The cold winds howling out of the lower Fraser Valley got me thinking about paper birch trees. When George Vancouver sailed into the Salish Sea he noted the stands of birch trees along the shores of a bay in what is now Whatcom County in northwest Washington and named the bay Birch Bay.
Paper birch are a very common tree of northern North America, but are not common in western Washington. The tree's natural range extends down to Everett, but no further south. The tree is more common as one heads north along the BC coast. It grows in disturbed areas and is then crowded out by conifers.

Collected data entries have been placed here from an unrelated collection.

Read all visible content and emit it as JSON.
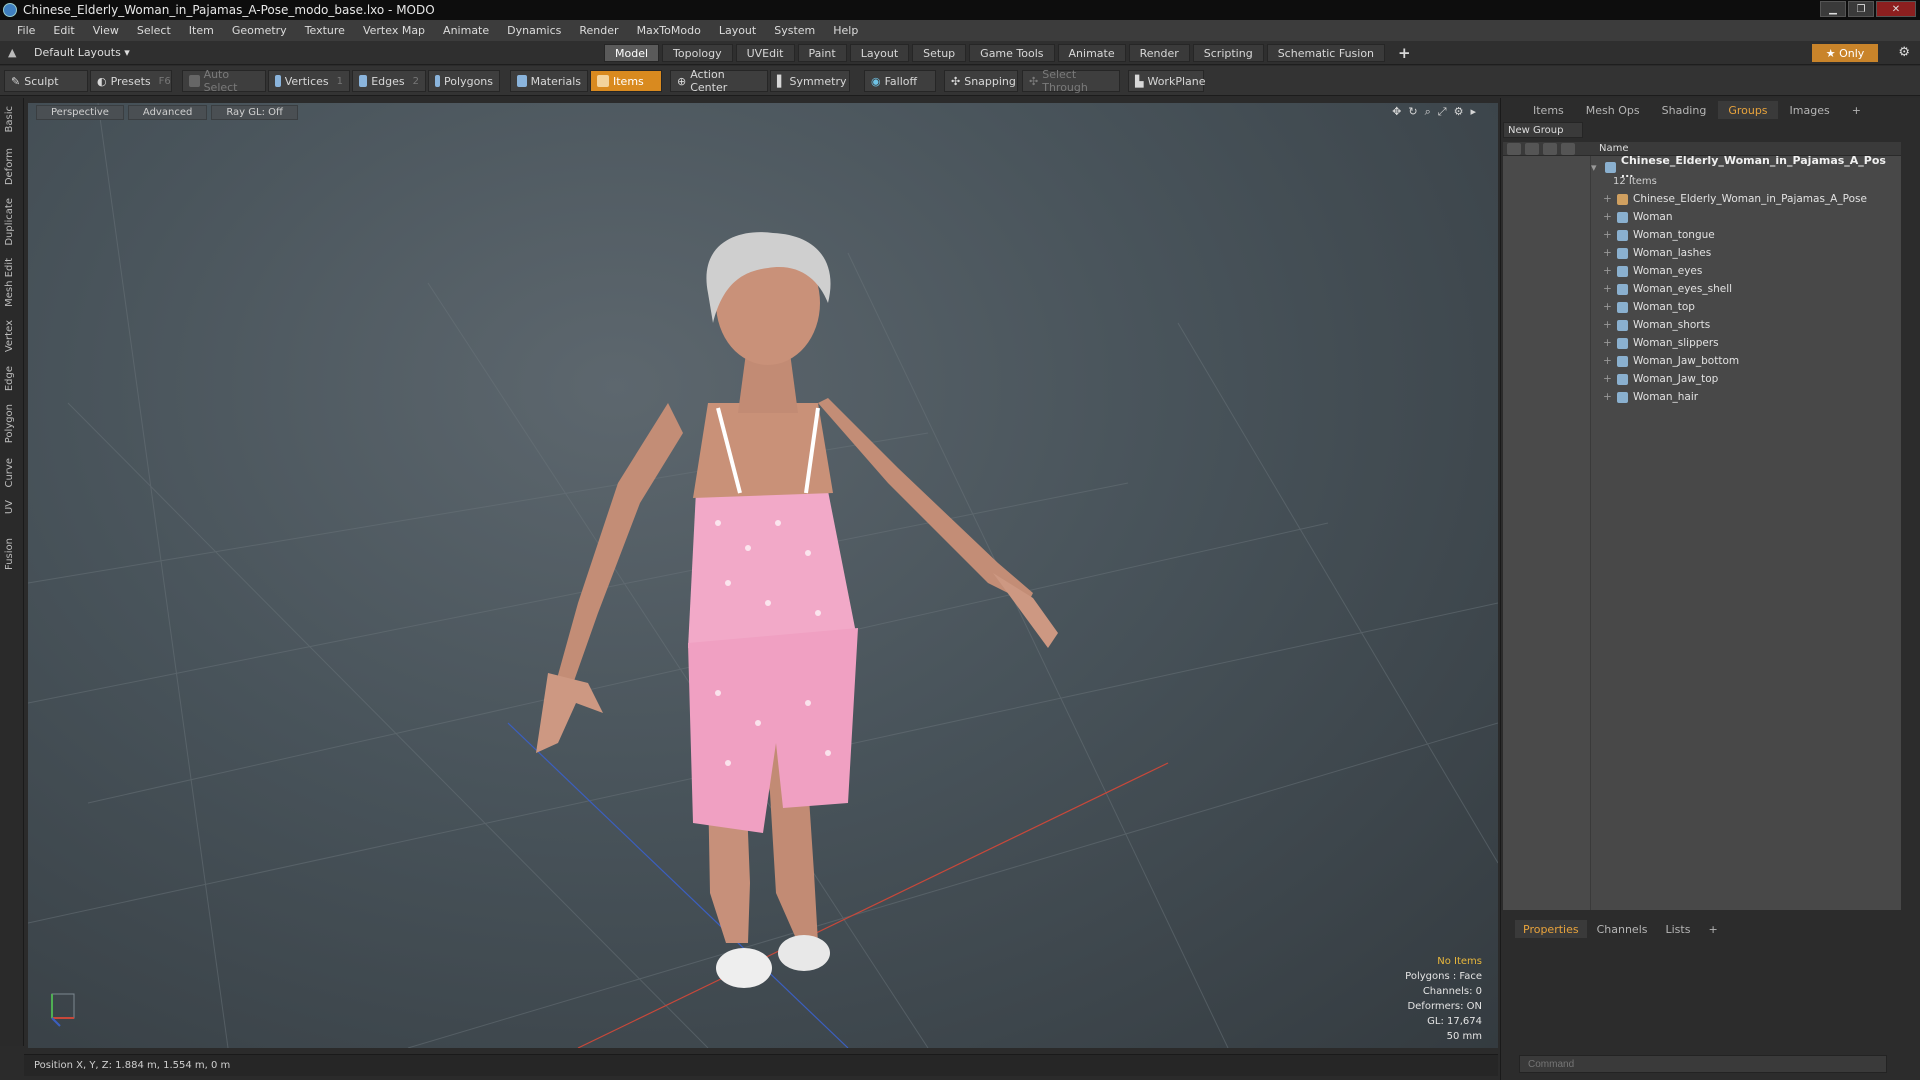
{
  "titlebar": {
    "title": "Chinese_Elderly_Woman_in_Pajamas_A-Pose_modo_base.lxo - MODO"
  },
  "menu": [
    "File",
    "Edit",
    "View",
    "Select",
    "Item",
    "Geometry",
    "Texture",
    "Vertex Map",
    "Animate",
    "Dynamics",
    "Render",
    "MaxToModo",
    "Layout",
    "System",
    "Help"
  ],
  "layoutbar": {
    "layouts_label": "Default Layouts ▾",
    "tabs": [
      "Model",
      "Topology",
      "UVEdit",
      "Paint",
      "Layout",
      "Setup",
      "Game Tools",
      "Animate",
      "Render",
      "Scripting",
      "Schematic Fusion"
    ],
    "active_tab": "Model",
    "plus": "+",
    "only_label": "★ Only"
  },
  "toolbar": {
    "sculpt": "Sculpt",
    "presets": "Presets",
    "presets_key": "F6",
    "auto_select": "Auto Select",
    "vertices": "Vertices",
    "vertices_key": "1",
    "edges": "Edges",
    "edges_key": "2",
    "polygons": "Polygons",
    "materials": "Materials",
    "items": "Items",
    "action_center": "Action Center",
    "symmetry": "Symmetry",
    "falloff": "Falloff",
    "snapping": "Snapping",
    "select_through": "Select Through",
    "workplane": "WorkPlane"
  },
  "left_tabs": [
    "Basic",
    "Deform",
    "Duplicate",
    "Mesh Edit",
    "Vertex",
    "Edge",
    "Polygon",
    "Curve",
    "UV",
    "Fusion"
  ],
  "viewport": {
    "view_mode": "Perspective",
    "advanced": "Advanced",
    "raygl": "Ray GL: Off",
    "info": {
      "selection": "No Items",
      "polygons": "Polygons : Face",
      "channels": "Channels: 0",
      "deformers": "Deformers: ON",
      "gl": "GL: 17,674",
      "lens": "50 mm"
    },
    "grid_color": "#6b757b",
    "x_axis_color": "#c8483a",
    "z_axis_color": "#3b5fc0"
  },
  "status": {
    "position": "Position X, Y, Z:  1.884 m, 1.554 m, 0 m"
  },
  "right_panel": {
    "tabs": [
      "Items",
      "Mesh Ops",
      "Shading",
      "Groups",
      "Images",
      "+"
    ],
    "active_tab": "Groups",
    "new_group": "New Group",
    "column_name": "Name",
    "group_name": "Chinese_Elderly_Woman_in_Pajamas_A_Pos ...",
    "group_count": "12 Items",
    "items": [
      "Chinese_Elderly_Woman_in_Pajamas_A_Pose",
      "Woman",
      "Woman_tongue",
      "Woman_lashes",
      "Woman_eyes",
      "Woman_eyes_shell",
      "Woman_top",
      "Woman_shorts",
      "Woman_slippers",
      "Woman_Jaw_bottom",
      "Woman_Jaw_top",
      "Woman_hair"
    ],
    "props_tabs": [
      "Properties",
      "Channels",
      "Lists",
      "+"
    ],
    "command_placeholder": "Command"
  }
}
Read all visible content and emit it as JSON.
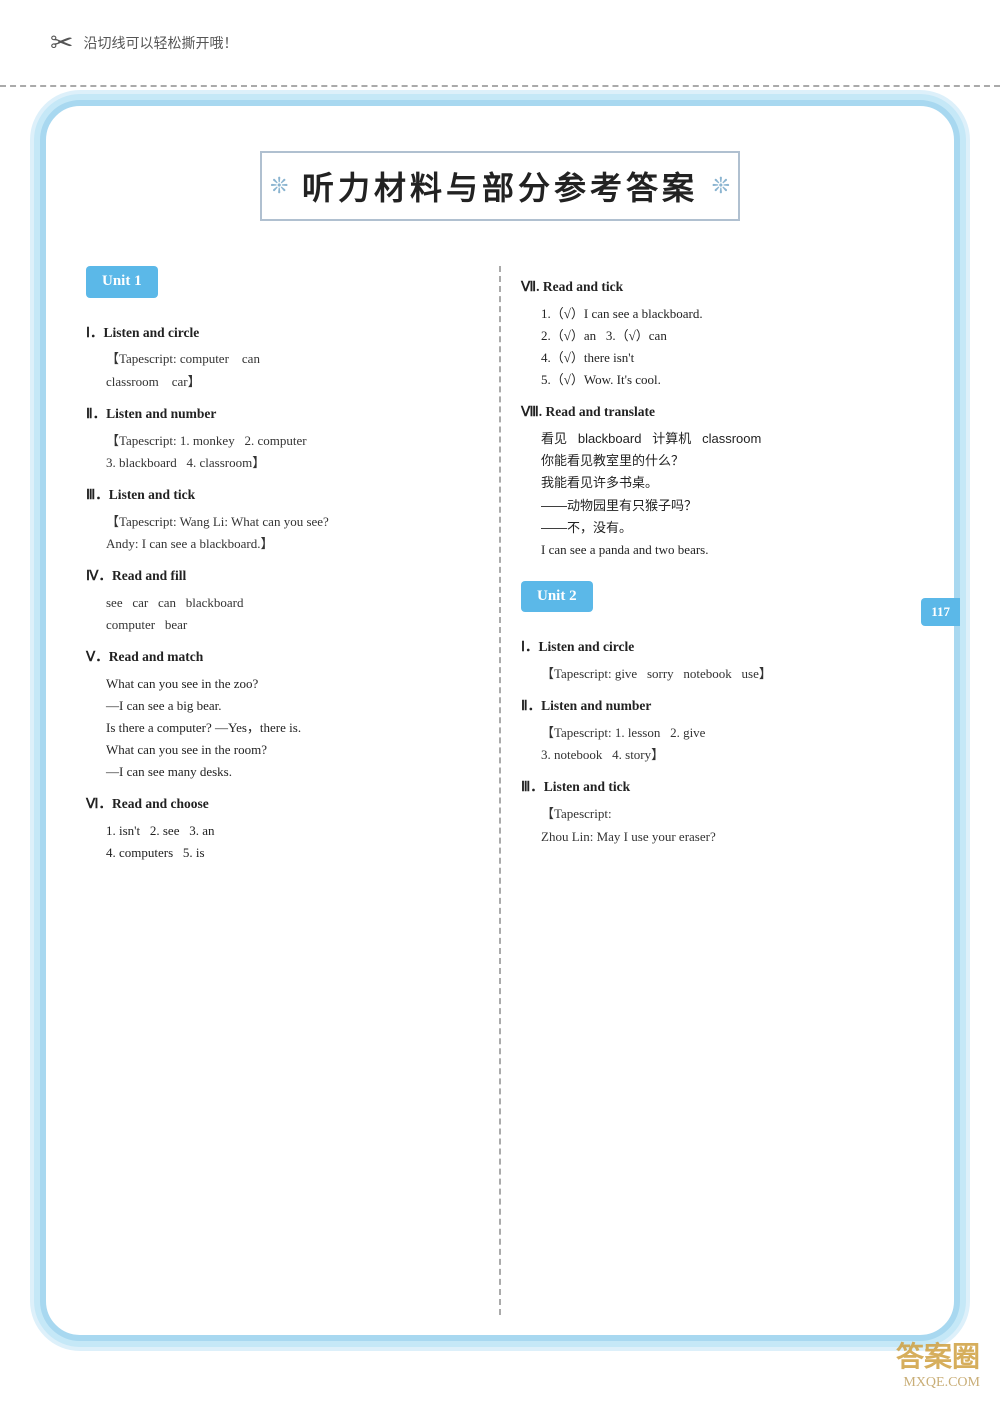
{
  "topStrip": {
    "scissors": "✂",
    "cutText": "沿切线可以轻松撕开哦！"
  },
  "title": {
    "text": "听力材料与部分参考答案",
    "decoLeft": "❊",
    "decoRight": "❊"
  },
  "left": {
    "unit1": {
      "badge": "Unit 1",
      "sections": [
        {
          "label": "Ⅰ．Listen and circle",
          "tapescript": "【Tapescript: computer    can",
          "tapescript2": "classroom    car】"
        },
        {
          "label": "Ⅱ．Listen and number",
          "tapescript": "【Tapescript: 1. monkey    2. computer",
          "tapescript2": "3. blackboard    4. classroom】"
        },
        {
          "label": "Ⅲ．Listen and tick",
          "tapescript": "【Tapescript: Wang Li: What can you see?",
          "tapescript2": "Andy: I can see a blackboard.】"
        },
        {
          "label": "Ⅳ．Read and fill",
          "tapescript": "see    car    can    blackboard",
          "tapescript2": "computer    bear"
        },
        {
          "label": "Ⅴ．Read and match",
          "items": [
            "What can you see in the zoo?",
            "—I can see a big bear.",
            "Is there a computer?  —Yes，there is.",
            "What can you see in the room?",
            "—I can see many desks."
          ]
        },
        {
          "label": "Ⅵ．Read and choose",
          "line1": "1. isn't    2. see    3. an",
          "line2": "4. computers    5. is"
        }
      ]
    }
  },
  "right": {
    "unit1sections": [
      {
        "label": "Ⅶ. Read and tick",
        "items": [
          "1.（√）I can see a blackboard.",
          "2.（√）an    3.（√）can",
          "4.（√）there isn't",
          "5.（√）Wow. It's cool."
        ]
      },
      {
        "label": "Ⅷ. Read and translate",
        "items": [
          "看见    blackboard    计算机    classroom",
          "你能看见教室里的什么？",
          "我能看见许多书桌。",
          "——动物园里有只猴子吗？",
          "——不，没有。",
          "I can see a panda and two bears."
        ]
      }
    ],
    "unit2": {
      "badge": "Unit 2",
      "sections": [
        {
          "label": "Ⅰ．Listen and circle",
          "tapescript": "【Tapescript: give    sorry    notebook    use】"
        },
        {
          "label": "Ⅱ．Listen and number",
          "tapescript": "【Tapescript: 1. lesson    2. give",
          "tapescript2": "3. notebook    4. story】"
        },
        {
          "label": "Ⅲ．Listen and tick",
          "tapescript": "【Tapescript:",
          "tapescript2": "Zhou Lin: May I use your eraser?"
        }
      ]
    }
  },
  "pageNum": "117",
  "watermark": {
    "text1": "答案圈",
    "text2": "MXQE.COM"
  }
}
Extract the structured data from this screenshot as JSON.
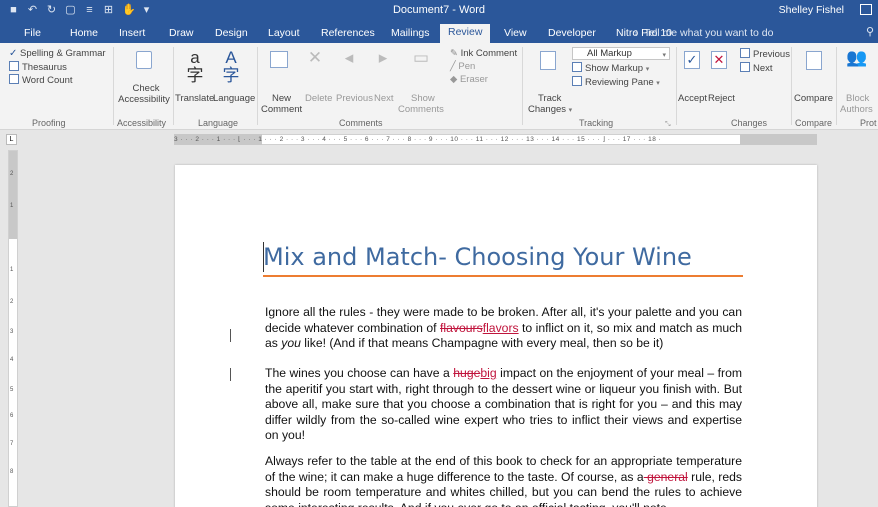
{
  "title_bar": {
    "document_title": "Document7  -  Word",
    "user_name": "Shelley Fishel"
  },
  "tabs": [
    {
      "label": "File"
    },
    {
      "label": "Home"
    },
    {
      "label": "Insert"
    },
    {
      "label": "Draw"
    },
    {
      "label": "Design"
    },
    {
      "label": "Layout"
    },
    {
      "label": "References"
    },
    {
      "label": "Mailings"
    },
    {
      "label": "Review"
    },
    {
      "label": "View"
    },
    {
      "label": "Developer"
    },
    {
      "label": "Nitro Pro 10"
    }
  ],
  "active_tab": "Review",
  "tell_me": "Tell me what you want to do",
  "ribbon": {
    "proofing": {
      "spelling": "Spelling & Grammar",
      "thesaurus": "Thesaurus",
      "word_count": "Word Count",
      "label": "Proofing"
    },
    "accessibility": {
      "check_line1": "Check",
      "check_line2": "Accessibility",
      "label": "Accessibility"
    },
    "language": {
      "translate": "Translate",
      "language": "Language",
      "label": "Language"
    },
    "comments": {
      "new_line1": "New",
      "new_line2": "Comment",
      "delete": "Delete",
      "previous": "Previous",
      "next": "Next",
      "show_line1": "Show",
      "show_line2": "Comments",
      "ink_comment": "Ink Comment",
      "pen": "Pen",
      "eraser": "Eraser",
      "label": "Comments"
    },
    "tracking": {
      "track_line1": "Track",
      "track_line2": "Changes",
      "all_markup": "All Markup",
      "show_markup": "Show Markup",
      "reviewing_pane": "Reviewing Pane",
      "label": "Tracking"
    },
    "changes": {
      "accept": "Accept",
      "reject": "Reject",
      "previous": "Previous",
      "next": "Next",
      "label": "Changes"
    },
    "compare": {
      "compare": "Compare",
      "label": "Compare"
    },
    "protect": {
      "block_line1": "Block",
      "block_line2": "Authors",
      "label": "Prot"
    }
  },
  "ruler_numbers": "3 · · · 2 · · · 1 · · · ⌊ · · · 1 · · · 2 · · · 3 · · · 4 · · · 5 · · · 6 · · · 7 · · · 8 · · · 9 · · · 10 · · · 11 · · · 12 · · · 13 · · · 14 · · · 15 · · · ⌋ · · · 17 · · · 18 ·",
  "vruler_numbers": [
    "2",
    "1",
    "1",
    "2",
    "3",
    "4",
    "5",
    "6",
    "7",
    "8"
  ],
  "document": {
    "heading": "Mix and Match- Choosing Your Wine",
    "p1": {
      "a": "Ignore all the rules - they were made to be broken.  After all, it's your palette and you can decide whatever combination of ",
      "del": "flavours",
      "ins": "flavors",
      "b": " to inflict on it, so mix and match as much as ",
      "em": "you",
      "c": " like! (And if that means Champagne with every meal, then so be it)"
    },
    "p2": {
      "a": "The wines you choose can have a ",
      "del": "huge",
      "ins": "big",
      "b": " impact on the enjoyment of your meal – from the aperitif you start with, right through to the dessert wine or liqueur you finish with.  But above all, make sure that you choose a combination that is right for you – and this may differ wildly from the so-called wine expert who tries to inflict their views and expertise on you!"
    },
    "p3": {
      "a": "Always refer to the table at the end of this book to check for an appropriate temperature of the wine; it can make a huge difference to the taste.  Of course, as a",
      "del": " general",
      "b": " rule, reds should be room temperature and whites chilled, but you can bend the rules to achieve some interesting results.  And if you ever go to an official tasting, you'll note"
    }
  }
}
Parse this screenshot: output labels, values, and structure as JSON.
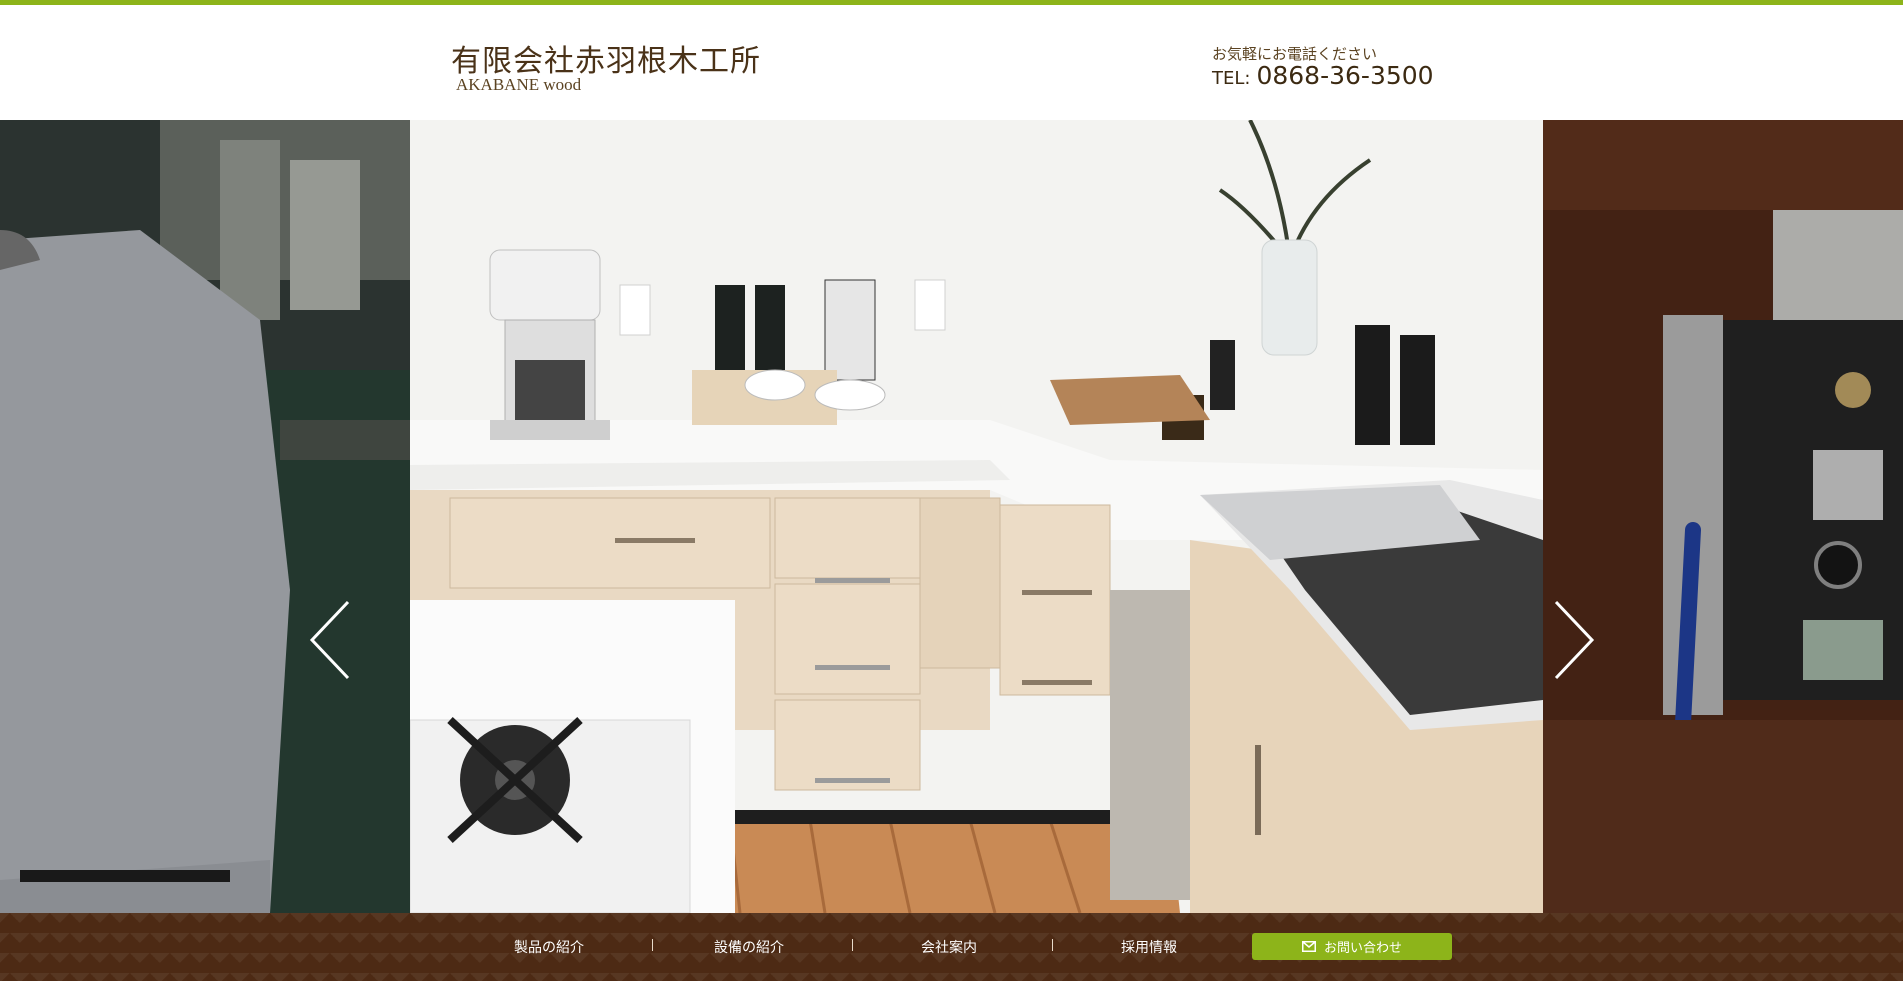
{
  "header": {
    "logo_jp": "有限会社赤羽根木工所",
    "logo_en": "AKABANE wood",
    "tel_note": "お気軽にお電話ください",
    "tel_label": "TEL:",
    "tel_number": "0868-36-3500"
  },
  "slider": {
    "prev_icon": "chevron-left-icon",
    "next_icon": "chevron-right-icon"
  },
  "nav": {
    "items": [
      {
        "label": "製品の紹介"
      },
      {
        "label": "設備の紹介"
      },
      {
        "label": "会社案内"
      },
      {
        "label": "採用情報"
      }
    ],
    "contact_label": "お問い合わせ",
    "contact_icon": "mail-icon"
  },
  "colors": {
    "accent": "#8db41a",
    "brown": "#4d2a14",
    "logo_text": "#4a3218"
  }
}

At the time of Vancouver's exploration, the forests around Birch By would have had disturbances that would allow paper bark birch to thrive. One would be simply humans. Birch Bay was an area with significant First Nations population and they would likely to have disturbed the forest around the bay for fire wood, building materials, and simply moving settlement sites. I have done some geology hazard assessment work around the bluffs of Birch Bay and large middens of shells and other debris are not uncommon along the bluff slopes and are such that a non archaeologist can readily identify them.
The other disturbance would be fire. Fires set by First Nations people for managing the landscape for desired wildlife and/or plants was a common practice. Natural fires may have taken place as well.
Yet another disturbace would be the very high winds that flow out of the Fraser Valley. Evergreens growing on shallow wet soils are susceptible to blow down. During a rather intense outflow windstorm in 1991 hundreds of Douglas fir were blown over in the low land areas of western Whatcom County when high winds arrived suddenly with the ground being wet and soft.
Of course conditions like these exist in other places as well in western Washington, so another factor must be present that limits the range of paper bark birch. One idea that readily comes to mind is temperature. Paper birch is a tree of the north. A wood borer, bronze birch borer, severely damages birch trees and will kill the tree. One of the recommendations for managing the pest when you have birch trees in your yard is lots of water and mulch to keep the roots cool and planting locations on the north and east sides of the house. The tree can fend off the borer longer if it is kept cool. Hence, birch trees will do better in cooler climates. Cold temperatures will not eliminate birch borers and it is not the only controlling factor on birch borers, but it will slow them down. Birch borers are found throughout the paper bark birch range but are more common in the southern edge of the range and appear to be a major factor in the paper birch range (Haak, 1996).
The plunging temperatures associated with Fraser outflow winds, combined cool summers, past and perhaps present day disturbances and a borer may be why Birch Bay is unique in Washington State as having this otherwise common tree.